Fig. 2 |. Three proposed functional states of microglia.

a, Nurturer state: microglia (left) stained for Cd11b (brown) in a normal brain are highly ramified and evenly spaced throughout the brain parenchyma. In their nurturer role they maintain milieu homeostasis, participate in synaptic remodeling and migration, and remove apoptotic neurons, all mediated by specific receptors and receptor-linked pathways. b, Sentinel state: micrograph taken from a video using two-photon microscopy from a Cx3cr1-GFP mouse with a cranial window shows a cluster of green microglia with abundant processes. The video from which this micrograph was taken (Supplementary Video 1) shows that microglia (green) processes are in constant motion, surveilling their surroundings. Focal laser-induced injury initiates microglia response, with those microglia closest to the site of injury displaying polarization of surveilling processes toward the area of injury. Microglia sensing is mediated by proteins encoded by sensome genes, which are portals for microglia to perform their housekeeping and host-defense functions. c, Warrior state: microglia (left) stained for Cd11b (brown) accumulate around Aβ deposits stained with thioflavin-S (green), where they are observed to be two- to fivefold denser than in neighboring areas. The warrior morphology becomes stockier and less ramified, and defense against infectious pathogens and injurious-self proteins including Aβ is mediated through microglial Fc receptors, TLRs, viral receptors, and antimicrobial peptides. Sensing is a prerequisite for microglia to perform their housekeeping and host-defense functions.

Fig. 3 |. Effectors of microglia function associated with neurodegeneration.

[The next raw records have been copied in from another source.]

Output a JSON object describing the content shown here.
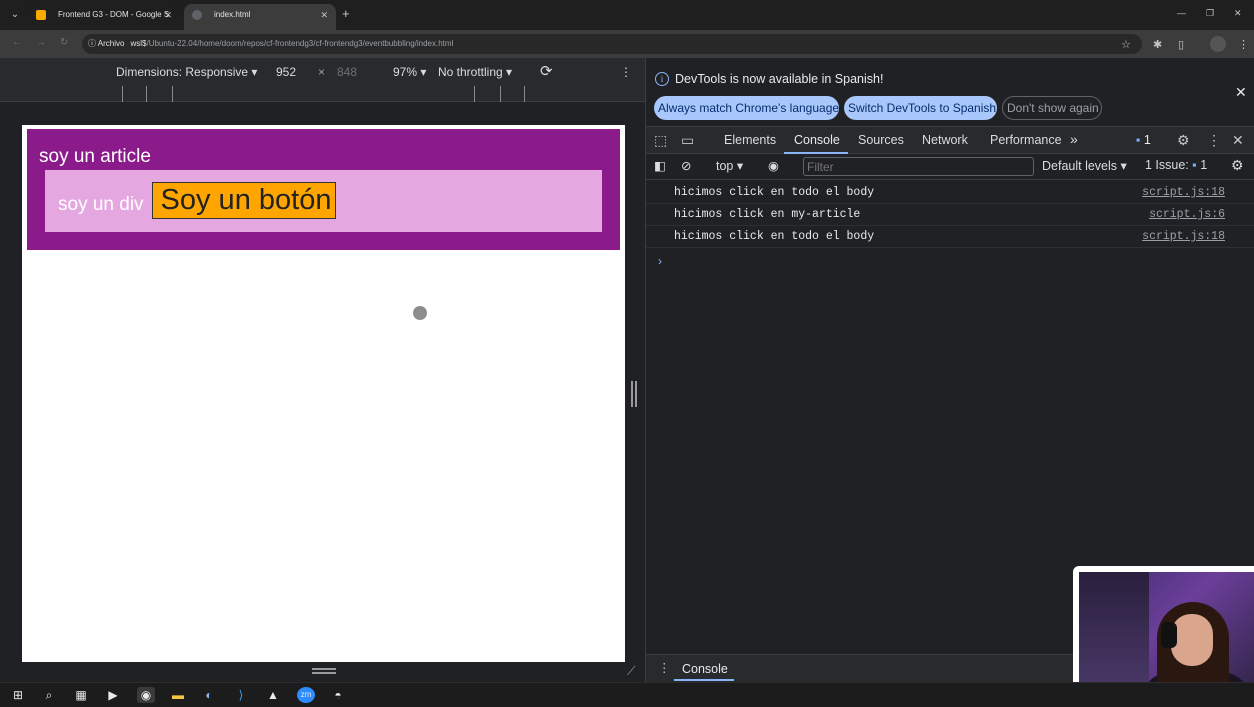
{
  "browser": {
    "tabs": [
      {
        "title": "Frontend G3 - DOM - Google S",
        "favicon_color": "#f9ab00",
        "active": false
      },
      {
        "title": "index.html",
        "favicon_color": "#5f6368",
        "active": true
      }
    ],
    "address": {
      "chip": "Archivo",
      "host": "wsl$",
      "path": "/Ubuntu-22.04/home/doom/repos/cf-frontendg3/cf-frontendg3/eventbubbling/index.html"
    }
  },
  "device_toolbar": {
    "dimensions_label": "Dimensions: Responsive ▾",
    "width": "952",
    "times": "×",
    "height": "848",
    "zoom": "97% ▾",
    "throttling": "No throttling ▾"
  },
  "page": {
    "article_label": "soy un article",
    "div_label": "soy un div",
    "button_label": "Soy un botón",
    "colors": {
      "article": "#8b1a8a",
      "div": "#e4a7e0",
      "button": "#ffa500"
    }
  },
  "devtools": {
    "infobar": {
      "message": "DevTools is now available in Spanish!",
      "always_match": "Always match Chrome's language",
      "switch": "Switch DevTools to Spanish",
      "dont_show": "Don't show again"
    },
    "tabs": [
      "Elements",
      "Console",
      "Sources",
      "Network",
      "Performance"
    ],
    "active_tab": "Console",
    "more_tabs": "»",
    "issues_badge": "1",
    "console_toolbar": {
      "context": "top",
      "filter_placeholder": "Filter",
      "levels": "Default levels ▾",
      "issues_label": "1 Issue:",
      "issues_count": "1"
    },
    "logs": [
      {
        "message": "hicimos click en todo el body",
        "source": "script.js:18"
      },
      {
        "message": "hicimos click en my-article",
        "source": "script.js:6"
      },
      {
        "message": "hicimos click en todo el body",
        "source": "script.js:18"
      }
    ],
    "prompt": "›",
    "drawer_tab": "Console"
  },
  "taskbar": {
    "icons": [
      "windows-start",
      "search",
      "task-view",
      "media-player",
      "chrome",
      "file-explorer",
      "steam",
      "vscode",
      "linux-terminal",
      "zoom",
      "paint"
    ]
  }
}
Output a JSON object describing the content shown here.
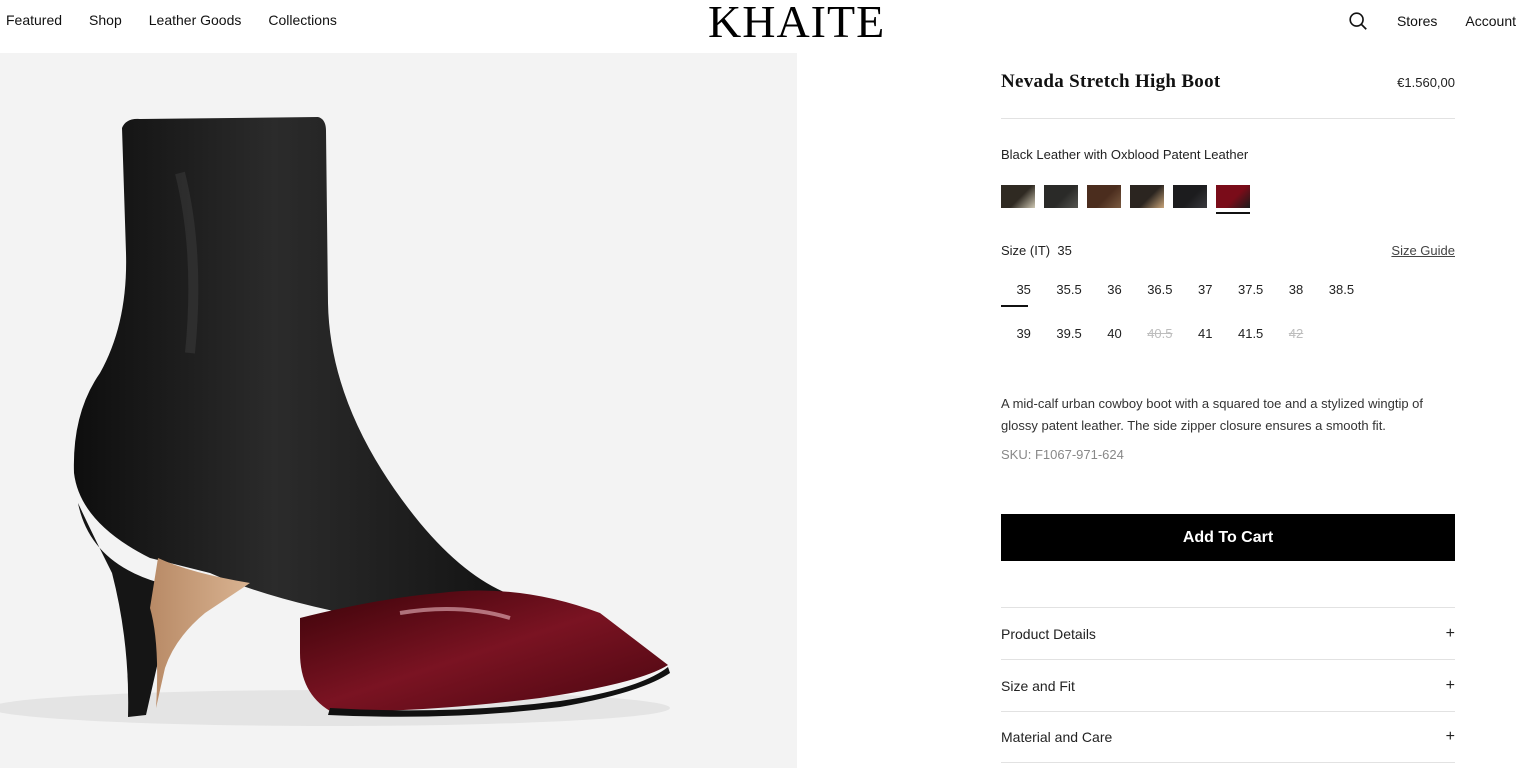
{
  "header": {
    "nav_left": [
      "Featured",
      "Shop",
      "Leather Goods",
      "Collections"
    ],
    "logo": "KHAITE",
    "nav_right": {
      "stores": "Stores",
      "account": "Account"
    },
    "icons": {
      "search": "search-icon"
    }
  },
  "product": {
    "title": "Nevada Stretch High Boot",
    "price": "€1.560,00",
    "color_name": "Black Leather with Oxblood Patent Leather",
    "swatches": [
      {
        "color": "#2f2a22",
        "accent": "#cfc8b4",
        "selected": false
      },
      {
        "color": "#2a2a28",
        "accent": "#555550",
        "selected": false
      },
      {
        "color": "#4b2d1e",
        "accent": "#7a5a40",
        "selected": false
      },
      {
        "color": "#2b2520",
        "accent": "#c9a57a",
        "selected": false
      },
      {
        "color": "#1c1c1e",
        "accent": "#3a3a3e",
        "selected": false
      },
      {
        "color": "#7a0c19",
        "accent": "#1b1b1b",
        "selected": true
      }
    ],
    "size_label": "Size (IT)",
    "selected_size": "35",
    "size_guide": "Size Guide",
    "sizes": [
      {
        "label": "35",
        "available": true,
        "selected": true
      },
      {
        "label": "35.5",
        "available": true,
        "selected": false
      },
      {
        "label": "36",
        "available": true,
        "selected": false
      },
      {
        "label": "36.5",
        "available": true,
        "selected": false
      },
      {
        "label": "37",
        "available": true,
        "selected": false
      },
      {
        "label": "37.5",
        "available": true,
        "selected": false
      },
      {
        "label": "38",
        "available": true,
        "selected": false
      },
      {
        "label": "38.5",
        "available": true,
        "selected": false
      },
      {
        "label": "39",
        "available": true,
        "selected": false
      },
      {
        "label": "39.5",
        "available": true,
        "selected": false
      },
      {
        "label": "40",
        "available": true,
        "selected": false
      },
      {
        "label": "40.5",
        "available": false,
        "selected": false
      },
      {
        "label": "41",
        "available": true,
        "selected": false
      },
      {
        "label": "41.5",
        "available": true,
        "selected": false
      },
      {
        "label": "42",
        "available": false,
        "selected": false
      }
    ],
    "description": "A mid-calf urban cowboy boot with a squared toe and a stylized wingtip of glossy patent leather. The side zipper closure ensures a smooth fit.",
    "sku": "SKU: F1067-971-624",
    "add_to_cart": "Add To Cart",
    "accordions": [
      "Product Details",
      "Size and Fit",
      "Material and Care"
    ],
    "accordion_icon": "plus-icon"
  },
  "colors": {
    "image_bg": "#f3f3f3",
    "button_bg": "#000000",
    "leather": "#1a1a1a",
    "patent": "#6e0d1a"
  }
}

Two common themes for microglia’s roles in neurodegenerative diseases emerge. As microglia perform their normal sentinel function, they encounter aberrant or misfolded proteins such as Aβ, aggregated α-synuclein, oxidized or mSOD1, or PrP^sc. In response to these toxic stimuli, microglia perform their host-defense function, attempting to clear these agents via SRs and other PRRs. The nature of the aberrant proteins or their persistent production disrupts microglial housekeeping functions and dysregulates microglial host-defense functions, leading to an exaggerated proinflammatory response, neurotoxicity, and neurodegeneration. A second theme is that in some neurodegenerative diseases, such as AD, ALS, and HD, mutations in specific genes cause self-autonomous dysregulation of host defense, thereby initiating or exaggerating proinflammatory responses, resulting in neurotoxicity and neurodegeneration. For example, mutations in TDP-43, progranulin, and Trem2 affect phagocytosis and associated degradation pathways (purple), whereas mutations in mSOD and HTT affect inflammasome activation and neuronal killing pathways (red). Mutations in C9orf72 affect both phagocytosis and inflammasome pathways. MMPs, matrix metalloproteases; AβDE, Aβ-degrading enzymes.

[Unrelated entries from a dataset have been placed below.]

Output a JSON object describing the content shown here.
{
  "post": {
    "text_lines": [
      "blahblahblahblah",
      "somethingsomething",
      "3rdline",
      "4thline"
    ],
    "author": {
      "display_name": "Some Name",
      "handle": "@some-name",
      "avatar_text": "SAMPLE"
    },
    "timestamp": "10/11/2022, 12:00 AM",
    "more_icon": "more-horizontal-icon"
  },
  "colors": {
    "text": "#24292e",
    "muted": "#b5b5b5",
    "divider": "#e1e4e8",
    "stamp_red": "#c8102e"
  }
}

Fig. 4 |. How microglia damage or kill neurons: There are several direct and indirect tools used by microglia to perform this task.

When microglia interact with ligands such as an infectious pathogen, Aβ, PrP^Sc, aggregated α-synuclein, or mSOD1, several pathways are activated. NADPH oxidase produces superoxide and derivative oxidants. Nitric oxide and its derivatives are produced by iNOS. Glutamate, cathepsin B, and other proteases are released, or phagocytic killing of stressed neurons occurs. Oxidative lipid damage reduces membrane fluidity and membrane potential and increases ion permeability, resulting in organelle swelling, loss of membrane depolarization, and rupture of the plasma membrane, leading to necrosis. Microglia also utilize indirect means to kill and damage neurons, including release of TNF, which stimulates NMDA receptor activity, or reduced production of nutritive BDNF and IGF.